Eddie’nin karakter dönüşümünü Matthew Read, Stuart Carolan ve John Jackson’dan oluşan ekibiyle beraber yazdığı başarılı b senaryoyla gözler önüne seren Ritchie, her biri sinema filmi sayılabilecek sekiz bölümde başarılı bir suç komedisi yaratıyor.
Kara mizahla örülü bu evrenle Ritchie, Fargo, Breaking Bad, Better Call Saul gibi türün öne çıkan ekran klasiklerinin arasına The Gentlemen’ın ismini de yazdırıyor.
Hikaye boyunca birbirinden farklı insan gruplarını çatıştırırken, bir rahibin yönettiği İngiliz çetesinden boksla kara para aklayan suç baronuna, uyuşturucu imparatorluğunu büyütmeye çalışan milyarderden Nazi sempatizanı soyluya dek pek çok bileşen karşı karşıya geliyor.
Yaşamı boyunca bildiği etik sınırların dışına hiç çıkmamış Dük Eddie, kendini bir anda bir grup Roman ile karavanda anlaşma yapmaya çalışırken, boks salonlarında dönen bahisleri izlerken, otomobil çalarken, kara para aklarken buluyor.
İşin dinamiğinde ise hep zıtların anlaşması, birbirinden farklı insanların ortak noktada buluşması, tek amaç uğruna gösterilen çabanın başarıya ulaşması yer alıyor. Aslında The Gentlemen izleyenlere tam da bu mesajı veriyor.

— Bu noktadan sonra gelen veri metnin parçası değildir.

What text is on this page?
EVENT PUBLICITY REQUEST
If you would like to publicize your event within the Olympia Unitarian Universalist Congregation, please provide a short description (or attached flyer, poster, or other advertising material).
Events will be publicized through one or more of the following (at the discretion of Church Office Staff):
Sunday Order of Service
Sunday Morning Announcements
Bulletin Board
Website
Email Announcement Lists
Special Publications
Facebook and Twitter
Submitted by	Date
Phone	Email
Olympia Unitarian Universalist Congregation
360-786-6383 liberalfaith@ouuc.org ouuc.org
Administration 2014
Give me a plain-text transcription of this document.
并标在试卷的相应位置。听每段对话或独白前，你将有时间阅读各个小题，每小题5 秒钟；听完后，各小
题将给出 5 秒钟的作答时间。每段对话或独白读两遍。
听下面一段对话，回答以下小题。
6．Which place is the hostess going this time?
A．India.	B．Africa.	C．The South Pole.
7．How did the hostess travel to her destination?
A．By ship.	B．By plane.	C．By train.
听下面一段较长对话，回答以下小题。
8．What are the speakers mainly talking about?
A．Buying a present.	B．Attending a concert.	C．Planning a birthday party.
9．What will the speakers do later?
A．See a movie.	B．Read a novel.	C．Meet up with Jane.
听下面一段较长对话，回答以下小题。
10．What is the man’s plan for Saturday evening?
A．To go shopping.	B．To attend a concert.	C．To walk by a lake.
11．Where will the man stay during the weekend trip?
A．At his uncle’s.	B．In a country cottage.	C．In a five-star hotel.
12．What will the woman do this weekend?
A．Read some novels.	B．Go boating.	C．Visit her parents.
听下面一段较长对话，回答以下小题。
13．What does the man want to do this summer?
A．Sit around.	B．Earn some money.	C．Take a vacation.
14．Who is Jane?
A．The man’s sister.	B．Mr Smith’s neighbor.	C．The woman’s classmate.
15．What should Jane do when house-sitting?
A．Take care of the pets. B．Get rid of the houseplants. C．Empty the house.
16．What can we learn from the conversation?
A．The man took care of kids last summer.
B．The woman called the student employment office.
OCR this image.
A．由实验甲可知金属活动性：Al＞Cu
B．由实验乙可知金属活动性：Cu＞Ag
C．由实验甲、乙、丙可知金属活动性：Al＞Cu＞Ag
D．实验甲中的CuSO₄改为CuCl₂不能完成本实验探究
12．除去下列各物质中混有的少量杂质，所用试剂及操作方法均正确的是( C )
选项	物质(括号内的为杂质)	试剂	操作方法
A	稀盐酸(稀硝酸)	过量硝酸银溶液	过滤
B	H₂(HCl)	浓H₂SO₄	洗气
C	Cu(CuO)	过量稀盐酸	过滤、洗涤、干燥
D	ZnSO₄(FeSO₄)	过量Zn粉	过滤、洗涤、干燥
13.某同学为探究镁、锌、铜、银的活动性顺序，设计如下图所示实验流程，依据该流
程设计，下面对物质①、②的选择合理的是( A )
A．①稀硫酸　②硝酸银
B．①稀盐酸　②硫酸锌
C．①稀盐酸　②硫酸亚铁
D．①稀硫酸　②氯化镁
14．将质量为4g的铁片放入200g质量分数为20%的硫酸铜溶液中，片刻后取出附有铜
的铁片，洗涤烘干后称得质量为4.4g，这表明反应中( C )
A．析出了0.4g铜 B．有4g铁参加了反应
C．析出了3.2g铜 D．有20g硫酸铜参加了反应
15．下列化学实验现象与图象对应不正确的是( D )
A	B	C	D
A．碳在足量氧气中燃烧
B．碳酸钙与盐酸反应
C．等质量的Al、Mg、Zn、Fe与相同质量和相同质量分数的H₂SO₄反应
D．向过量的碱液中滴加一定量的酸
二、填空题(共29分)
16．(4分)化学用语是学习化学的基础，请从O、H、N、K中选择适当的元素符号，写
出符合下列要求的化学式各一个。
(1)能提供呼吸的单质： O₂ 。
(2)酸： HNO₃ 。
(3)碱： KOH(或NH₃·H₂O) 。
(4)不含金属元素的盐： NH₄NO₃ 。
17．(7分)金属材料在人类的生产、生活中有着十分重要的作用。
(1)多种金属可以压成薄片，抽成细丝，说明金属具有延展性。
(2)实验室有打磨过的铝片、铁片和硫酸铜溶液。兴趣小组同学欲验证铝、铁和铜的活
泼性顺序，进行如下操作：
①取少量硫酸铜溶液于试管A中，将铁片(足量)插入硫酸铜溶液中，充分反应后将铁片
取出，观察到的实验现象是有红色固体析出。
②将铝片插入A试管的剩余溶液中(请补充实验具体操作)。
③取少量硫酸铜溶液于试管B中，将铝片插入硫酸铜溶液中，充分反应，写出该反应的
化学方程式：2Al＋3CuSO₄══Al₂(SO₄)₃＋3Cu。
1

“Ekip işinin” başarıya ulaşmadaki en güzel yol olduğunu ise en iyi Susie’nin hapisteki uyuşturucu baronu babası Bobby Glass (Ray Winstone) anlatıyor.
Bobby, sırf bunun için özel olarak hazırladığı bir planla Eddie ile kızı Susie’ye hayatlarının dersini veriyor.
Dizinin en başarılı ters köşelerinden biri olan bu sahne aslında The Gentlemen dizisinin sekiz bölümlük serüveninin temasını da özetliyor.
Farklı şartlarda ortaya çıkan durumları kabullenmenin önemine dikkati çeken dizi, bir başka sahnede de Geoff’un Freddy’ye verdiği öğütle bunu perçinliyor: “Hayattaki yerini seversen mutlu olursun”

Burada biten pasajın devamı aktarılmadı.